Taylor met Spark thus in 1990 to interview her in his capacity as a journalist. But from then on, until her death in 2006, Taylor was friends with Spark and her friend Penelope Jardine (and it doesn’t seem all that likely that ‘friend’ was a euphemism for something else). Appointment in Arezzo is an account of that friendship and his visits to their beautiful Italian home, as well as a sort of patchwork biography of other parts of her life. It isn’t an out-and-out biography, but he address parts of her life in organic tangents – her shortlived married, her estrangement from her son, the difficulties she experienced with an ex-friend who became the model for the ‘pisser of copy’ in A Far Cry From Kensington, and more. In fact, her relationship with her estranged son gets extensive covering, including lengthy quotes from letters. If anything dominates, it is this.

Because of this loose structure, he is able to explore avenues in a casual way. It feels a bit like a long conversation with one of her friends, rather than anything more formal. We are as likely to hear about their reaction to a burglary as we are about Spark’s writing technique. A menu is described with the same interest as her publishing history. Curiously, Taylor is pretty poor at telling anecdotes about Spark for which he is present – one about her time in America becomes a string of ‘then this happened, then this happened’ – but much better at relaying stories that he has heard from her. Or telling his own stories, of seeing the beauties of Tuscany. Spark is often called a Scottish novelist, but she set more novels in Italy than in Scotland, and spent many years of her life there. Taylor sees how crucial that environment is to the novelist she was in this period.

I really enjoyed anything in Appointment in Arezzo that showed the personal relationship Taylor had with Swift, because I am always more interested in a subjective portrait of a novelist than some attempt to rise above subjectivity – but I also loved when we can see what Spark thinks about her own writing:

I wanted to know what she saw as her achievement, her legacy, “I have realised myself,” she replied. “I have expressed something I brought into the world with me. I have liberated the novel in many ways, shown how anything whatever can be narrated, any experience set down, including sheer damn cheek. I think I have opened doors and windows in the mind, and challenged fears – especially the most inhibiting fears about what a novel should be.

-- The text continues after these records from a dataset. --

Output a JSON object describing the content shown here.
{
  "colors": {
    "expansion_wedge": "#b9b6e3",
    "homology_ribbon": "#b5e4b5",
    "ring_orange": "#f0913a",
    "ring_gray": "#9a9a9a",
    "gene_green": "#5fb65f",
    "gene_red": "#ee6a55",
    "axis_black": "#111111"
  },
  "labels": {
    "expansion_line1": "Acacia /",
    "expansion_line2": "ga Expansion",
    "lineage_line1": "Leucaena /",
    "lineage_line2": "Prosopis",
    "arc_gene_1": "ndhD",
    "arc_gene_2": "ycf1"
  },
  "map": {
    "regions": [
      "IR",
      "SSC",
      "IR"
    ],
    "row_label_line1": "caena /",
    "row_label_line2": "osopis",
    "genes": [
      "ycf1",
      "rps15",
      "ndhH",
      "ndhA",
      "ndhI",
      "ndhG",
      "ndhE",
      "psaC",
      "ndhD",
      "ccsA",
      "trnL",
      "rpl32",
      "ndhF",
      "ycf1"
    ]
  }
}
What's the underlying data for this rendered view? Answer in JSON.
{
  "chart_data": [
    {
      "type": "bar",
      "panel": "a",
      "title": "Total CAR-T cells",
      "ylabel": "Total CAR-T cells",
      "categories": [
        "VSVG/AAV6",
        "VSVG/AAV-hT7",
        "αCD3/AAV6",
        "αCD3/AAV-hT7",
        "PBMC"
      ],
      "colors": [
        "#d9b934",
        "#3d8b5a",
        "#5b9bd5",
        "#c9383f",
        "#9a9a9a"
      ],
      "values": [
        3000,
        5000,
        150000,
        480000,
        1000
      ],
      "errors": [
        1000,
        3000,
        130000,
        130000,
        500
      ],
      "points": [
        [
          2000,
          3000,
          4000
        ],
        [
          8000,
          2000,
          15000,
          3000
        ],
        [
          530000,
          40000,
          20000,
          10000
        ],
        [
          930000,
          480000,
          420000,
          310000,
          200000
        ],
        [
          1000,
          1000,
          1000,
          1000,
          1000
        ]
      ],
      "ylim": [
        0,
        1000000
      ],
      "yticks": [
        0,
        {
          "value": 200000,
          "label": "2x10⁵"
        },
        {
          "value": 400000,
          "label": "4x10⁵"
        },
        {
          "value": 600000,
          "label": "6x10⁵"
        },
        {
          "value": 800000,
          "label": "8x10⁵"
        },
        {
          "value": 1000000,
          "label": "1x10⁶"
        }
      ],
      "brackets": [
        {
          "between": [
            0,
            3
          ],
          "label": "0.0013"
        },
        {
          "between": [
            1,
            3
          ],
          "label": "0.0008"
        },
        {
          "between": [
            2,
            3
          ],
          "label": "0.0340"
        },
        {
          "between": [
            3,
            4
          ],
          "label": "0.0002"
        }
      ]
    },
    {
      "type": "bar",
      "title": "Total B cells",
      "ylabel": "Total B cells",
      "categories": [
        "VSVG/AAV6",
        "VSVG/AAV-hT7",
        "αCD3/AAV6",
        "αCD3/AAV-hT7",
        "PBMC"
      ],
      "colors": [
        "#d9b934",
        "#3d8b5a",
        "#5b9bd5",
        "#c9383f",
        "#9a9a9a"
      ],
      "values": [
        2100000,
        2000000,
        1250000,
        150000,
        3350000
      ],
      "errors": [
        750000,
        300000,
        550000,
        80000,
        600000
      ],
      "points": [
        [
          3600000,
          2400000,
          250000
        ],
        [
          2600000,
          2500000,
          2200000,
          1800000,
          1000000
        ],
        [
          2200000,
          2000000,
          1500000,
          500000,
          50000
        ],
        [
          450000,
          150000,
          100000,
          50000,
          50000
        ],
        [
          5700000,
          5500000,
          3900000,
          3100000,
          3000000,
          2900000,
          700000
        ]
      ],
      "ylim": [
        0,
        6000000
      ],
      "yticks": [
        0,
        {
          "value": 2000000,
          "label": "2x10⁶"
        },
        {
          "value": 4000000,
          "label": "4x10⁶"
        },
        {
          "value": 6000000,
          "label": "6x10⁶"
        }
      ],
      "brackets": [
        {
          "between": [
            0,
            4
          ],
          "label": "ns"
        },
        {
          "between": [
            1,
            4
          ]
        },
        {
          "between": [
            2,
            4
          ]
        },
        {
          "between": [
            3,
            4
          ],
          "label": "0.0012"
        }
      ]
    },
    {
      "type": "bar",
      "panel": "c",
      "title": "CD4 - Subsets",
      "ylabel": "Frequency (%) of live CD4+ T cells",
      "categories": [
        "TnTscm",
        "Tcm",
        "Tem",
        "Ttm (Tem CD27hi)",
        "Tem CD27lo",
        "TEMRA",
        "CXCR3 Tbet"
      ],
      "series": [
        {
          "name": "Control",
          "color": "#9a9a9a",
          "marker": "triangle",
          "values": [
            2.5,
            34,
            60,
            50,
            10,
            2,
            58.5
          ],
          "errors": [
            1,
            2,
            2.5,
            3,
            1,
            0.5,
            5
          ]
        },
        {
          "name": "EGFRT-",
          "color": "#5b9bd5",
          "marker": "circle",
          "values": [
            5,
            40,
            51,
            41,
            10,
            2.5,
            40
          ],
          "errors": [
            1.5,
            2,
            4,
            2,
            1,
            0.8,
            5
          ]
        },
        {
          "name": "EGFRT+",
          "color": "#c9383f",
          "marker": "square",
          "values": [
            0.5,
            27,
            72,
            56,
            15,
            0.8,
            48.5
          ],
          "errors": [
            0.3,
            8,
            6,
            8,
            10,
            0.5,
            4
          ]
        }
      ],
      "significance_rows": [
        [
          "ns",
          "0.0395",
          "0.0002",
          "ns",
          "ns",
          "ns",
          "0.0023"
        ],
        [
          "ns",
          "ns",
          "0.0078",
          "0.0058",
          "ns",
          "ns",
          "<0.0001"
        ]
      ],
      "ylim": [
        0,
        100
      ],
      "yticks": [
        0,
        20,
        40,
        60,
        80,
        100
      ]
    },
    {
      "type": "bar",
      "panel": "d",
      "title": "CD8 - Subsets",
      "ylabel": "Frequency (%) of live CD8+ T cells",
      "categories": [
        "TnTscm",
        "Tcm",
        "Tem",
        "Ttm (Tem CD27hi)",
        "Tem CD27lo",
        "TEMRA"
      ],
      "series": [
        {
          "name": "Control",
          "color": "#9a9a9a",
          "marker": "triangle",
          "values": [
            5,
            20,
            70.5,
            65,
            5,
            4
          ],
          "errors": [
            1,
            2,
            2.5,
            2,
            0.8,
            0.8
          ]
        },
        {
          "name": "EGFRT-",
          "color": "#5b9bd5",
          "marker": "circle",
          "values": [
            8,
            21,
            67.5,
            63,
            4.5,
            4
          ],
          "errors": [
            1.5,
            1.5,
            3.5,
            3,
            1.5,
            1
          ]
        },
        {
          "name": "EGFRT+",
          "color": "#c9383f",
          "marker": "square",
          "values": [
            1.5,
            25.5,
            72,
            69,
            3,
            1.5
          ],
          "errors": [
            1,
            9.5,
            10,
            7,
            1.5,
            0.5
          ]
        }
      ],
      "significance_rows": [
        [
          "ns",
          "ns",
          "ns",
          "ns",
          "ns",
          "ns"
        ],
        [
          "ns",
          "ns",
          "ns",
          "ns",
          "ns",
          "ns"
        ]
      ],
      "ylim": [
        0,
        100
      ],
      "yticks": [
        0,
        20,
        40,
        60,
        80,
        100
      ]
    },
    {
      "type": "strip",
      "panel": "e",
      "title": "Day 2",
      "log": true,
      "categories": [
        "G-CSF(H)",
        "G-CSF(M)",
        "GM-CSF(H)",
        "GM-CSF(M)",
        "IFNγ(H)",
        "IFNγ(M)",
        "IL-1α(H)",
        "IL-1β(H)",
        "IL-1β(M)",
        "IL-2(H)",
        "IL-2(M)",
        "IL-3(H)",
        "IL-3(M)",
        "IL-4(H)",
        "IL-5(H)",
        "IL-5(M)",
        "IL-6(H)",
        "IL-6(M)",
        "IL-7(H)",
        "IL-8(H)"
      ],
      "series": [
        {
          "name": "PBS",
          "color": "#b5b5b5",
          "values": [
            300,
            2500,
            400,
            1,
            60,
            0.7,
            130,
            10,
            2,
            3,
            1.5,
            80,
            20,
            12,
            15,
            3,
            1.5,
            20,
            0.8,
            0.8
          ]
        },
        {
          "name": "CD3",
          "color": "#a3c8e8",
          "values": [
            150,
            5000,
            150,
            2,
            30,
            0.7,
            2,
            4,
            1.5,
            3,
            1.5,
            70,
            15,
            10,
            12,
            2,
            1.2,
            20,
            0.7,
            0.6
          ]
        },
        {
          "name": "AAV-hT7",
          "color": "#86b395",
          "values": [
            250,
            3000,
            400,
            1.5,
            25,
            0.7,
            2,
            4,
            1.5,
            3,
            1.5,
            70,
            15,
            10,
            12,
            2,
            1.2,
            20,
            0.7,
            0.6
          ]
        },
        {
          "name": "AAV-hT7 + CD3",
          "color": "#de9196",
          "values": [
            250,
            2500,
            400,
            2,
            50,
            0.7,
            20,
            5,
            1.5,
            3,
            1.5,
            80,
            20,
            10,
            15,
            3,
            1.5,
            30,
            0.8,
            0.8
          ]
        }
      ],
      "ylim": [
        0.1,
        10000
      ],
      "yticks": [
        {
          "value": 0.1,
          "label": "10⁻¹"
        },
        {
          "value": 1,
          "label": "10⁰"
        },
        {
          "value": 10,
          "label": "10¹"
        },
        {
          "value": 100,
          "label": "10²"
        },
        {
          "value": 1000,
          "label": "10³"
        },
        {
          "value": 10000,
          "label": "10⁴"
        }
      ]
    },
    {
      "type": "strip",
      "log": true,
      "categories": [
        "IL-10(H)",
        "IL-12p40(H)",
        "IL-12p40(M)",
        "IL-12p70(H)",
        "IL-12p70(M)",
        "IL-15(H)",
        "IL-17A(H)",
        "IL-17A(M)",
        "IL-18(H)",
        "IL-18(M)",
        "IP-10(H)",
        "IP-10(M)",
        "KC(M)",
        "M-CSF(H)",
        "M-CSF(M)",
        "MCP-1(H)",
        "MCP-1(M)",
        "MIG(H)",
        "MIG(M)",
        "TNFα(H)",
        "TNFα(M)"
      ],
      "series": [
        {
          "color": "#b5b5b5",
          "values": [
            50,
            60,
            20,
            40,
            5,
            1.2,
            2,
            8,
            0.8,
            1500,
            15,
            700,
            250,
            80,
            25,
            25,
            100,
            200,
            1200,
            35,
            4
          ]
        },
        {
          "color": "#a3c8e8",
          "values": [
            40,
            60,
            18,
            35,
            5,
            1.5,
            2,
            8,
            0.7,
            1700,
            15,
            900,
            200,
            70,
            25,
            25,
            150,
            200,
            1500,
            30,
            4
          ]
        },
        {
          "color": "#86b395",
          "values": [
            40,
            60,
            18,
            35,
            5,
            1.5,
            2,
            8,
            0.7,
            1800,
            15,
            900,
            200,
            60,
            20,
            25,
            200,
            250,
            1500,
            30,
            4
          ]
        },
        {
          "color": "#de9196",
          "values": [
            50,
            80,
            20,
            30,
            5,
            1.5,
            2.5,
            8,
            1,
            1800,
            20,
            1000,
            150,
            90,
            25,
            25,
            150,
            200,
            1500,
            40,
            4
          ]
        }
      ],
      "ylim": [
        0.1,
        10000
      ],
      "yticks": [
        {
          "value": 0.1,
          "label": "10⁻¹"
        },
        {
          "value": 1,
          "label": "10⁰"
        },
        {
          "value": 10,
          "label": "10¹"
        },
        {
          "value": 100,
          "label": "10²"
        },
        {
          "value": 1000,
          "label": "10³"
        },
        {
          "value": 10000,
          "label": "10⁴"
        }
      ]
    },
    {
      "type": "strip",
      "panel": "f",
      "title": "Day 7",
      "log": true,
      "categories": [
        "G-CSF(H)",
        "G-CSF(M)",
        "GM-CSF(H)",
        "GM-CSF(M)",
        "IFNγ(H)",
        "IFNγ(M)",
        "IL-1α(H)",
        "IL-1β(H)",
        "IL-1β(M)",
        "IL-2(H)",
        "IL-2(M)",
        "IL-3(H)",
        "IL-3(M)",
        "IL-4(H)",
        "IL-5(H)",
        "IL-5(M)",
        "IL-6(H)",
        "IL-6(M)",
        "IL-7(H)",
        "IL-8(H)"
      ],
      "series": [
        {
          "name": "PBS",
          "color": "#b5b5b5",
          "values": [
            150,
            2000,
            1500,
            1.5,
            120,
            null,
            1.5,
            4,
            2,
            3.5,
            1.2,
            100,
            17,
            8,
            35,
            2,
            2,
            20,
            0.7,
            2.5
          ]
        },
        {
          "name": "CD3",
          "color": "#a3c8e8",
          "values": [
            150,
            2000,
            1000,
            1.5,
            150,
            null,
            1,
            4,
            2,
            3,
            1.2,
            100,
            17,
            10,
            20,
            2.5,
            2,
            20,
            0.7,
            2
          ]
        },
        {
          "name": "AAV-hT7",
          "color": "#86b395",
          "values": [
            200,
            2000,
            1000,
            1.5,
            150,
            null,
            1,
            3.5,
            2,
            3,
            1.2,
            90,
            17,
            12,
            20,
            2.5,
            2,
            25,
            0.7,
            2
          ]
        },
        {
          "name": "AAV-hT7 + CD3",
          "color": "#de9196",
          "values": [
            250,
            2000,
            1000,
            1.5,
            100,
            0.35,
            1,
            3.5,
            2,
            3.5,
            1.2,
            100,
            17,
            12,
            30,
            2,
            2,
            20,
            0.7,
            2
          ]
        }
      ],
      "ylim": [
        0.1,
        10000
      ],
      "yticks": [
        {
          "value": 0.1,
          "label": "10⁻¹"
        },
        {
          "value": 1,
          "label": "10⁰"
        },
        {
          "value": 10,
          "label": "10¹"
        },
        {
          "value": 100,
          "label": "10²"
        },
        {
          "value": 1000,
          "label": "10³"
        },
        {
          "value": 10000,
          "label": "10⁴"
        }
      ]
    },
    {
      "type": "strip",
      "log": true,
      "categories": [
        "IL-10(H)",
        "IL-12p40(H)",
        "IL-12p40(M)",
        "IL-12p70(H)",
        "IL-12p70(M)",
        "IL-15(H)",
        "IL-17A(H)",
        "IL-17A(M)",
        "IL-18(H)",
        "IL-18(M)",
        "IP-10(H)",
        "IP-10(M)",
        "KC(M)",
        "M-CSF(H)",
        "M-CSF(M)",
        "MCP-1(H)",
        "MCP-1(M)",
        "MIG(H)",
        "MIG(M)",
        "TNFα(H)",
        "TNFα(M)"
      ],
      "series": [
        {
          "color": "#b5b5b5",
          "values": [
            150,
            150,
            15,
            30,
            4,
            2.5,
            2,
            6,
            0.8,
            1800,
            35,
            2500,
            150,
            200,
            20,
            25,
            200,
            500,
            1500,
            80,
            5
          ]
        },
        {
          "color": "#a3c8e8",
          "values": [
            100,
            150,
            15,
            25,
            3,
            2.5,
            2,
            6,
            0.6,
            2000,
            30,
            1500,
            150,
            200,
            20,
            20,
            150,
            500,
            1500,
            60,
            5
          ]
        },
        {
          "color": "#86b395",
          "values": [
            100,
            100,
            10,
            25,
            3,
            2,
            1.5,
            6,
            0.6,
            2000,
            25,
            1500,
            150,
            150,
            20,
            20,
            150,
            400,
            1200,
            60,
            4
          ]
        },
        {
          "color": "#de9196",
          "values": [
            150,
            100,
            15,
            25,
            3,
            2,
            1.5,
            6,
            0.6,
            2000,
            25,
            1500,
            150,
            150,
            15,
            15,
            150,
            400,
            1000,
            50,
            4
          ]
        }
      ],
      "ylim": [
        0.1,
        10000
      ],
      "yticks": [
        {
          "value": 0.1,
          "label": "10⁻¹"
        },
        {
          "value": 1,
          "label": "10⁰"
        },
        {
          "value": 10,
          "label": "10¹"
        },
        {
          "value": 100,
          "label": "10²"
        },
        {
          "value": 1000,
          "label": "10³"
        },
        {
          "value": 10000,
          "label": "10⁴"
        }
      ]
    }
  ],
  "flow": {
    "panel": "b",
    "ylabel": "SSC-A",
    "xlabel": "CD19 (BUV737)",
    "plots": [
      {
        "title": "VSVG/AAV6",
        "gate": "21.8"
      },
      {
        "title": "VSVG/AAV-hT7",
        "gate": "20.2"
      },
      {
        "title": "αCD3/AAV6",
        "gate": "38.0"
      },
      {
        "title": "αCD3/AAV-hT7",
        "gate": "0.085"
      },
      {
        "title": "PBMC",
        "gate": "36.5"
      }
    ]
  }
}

Neither Spark nor Taylor explain whether those fears are in the mind of author or reader – or both – but it is a typically Sparkian half-revelation. And I think, in fact, Appointment in Arezzo is a tribute to Spark’s influence over those who know her. If Taylor’s writing style is not like Spark’s, then perhaps only she could have inspired this curious memoir – unusual, resisting traditional structures, affectionate but also disconcerting – and, like Spark’s great novels, somehow coming together in all its curiousness to make something as satisfying as it is odd.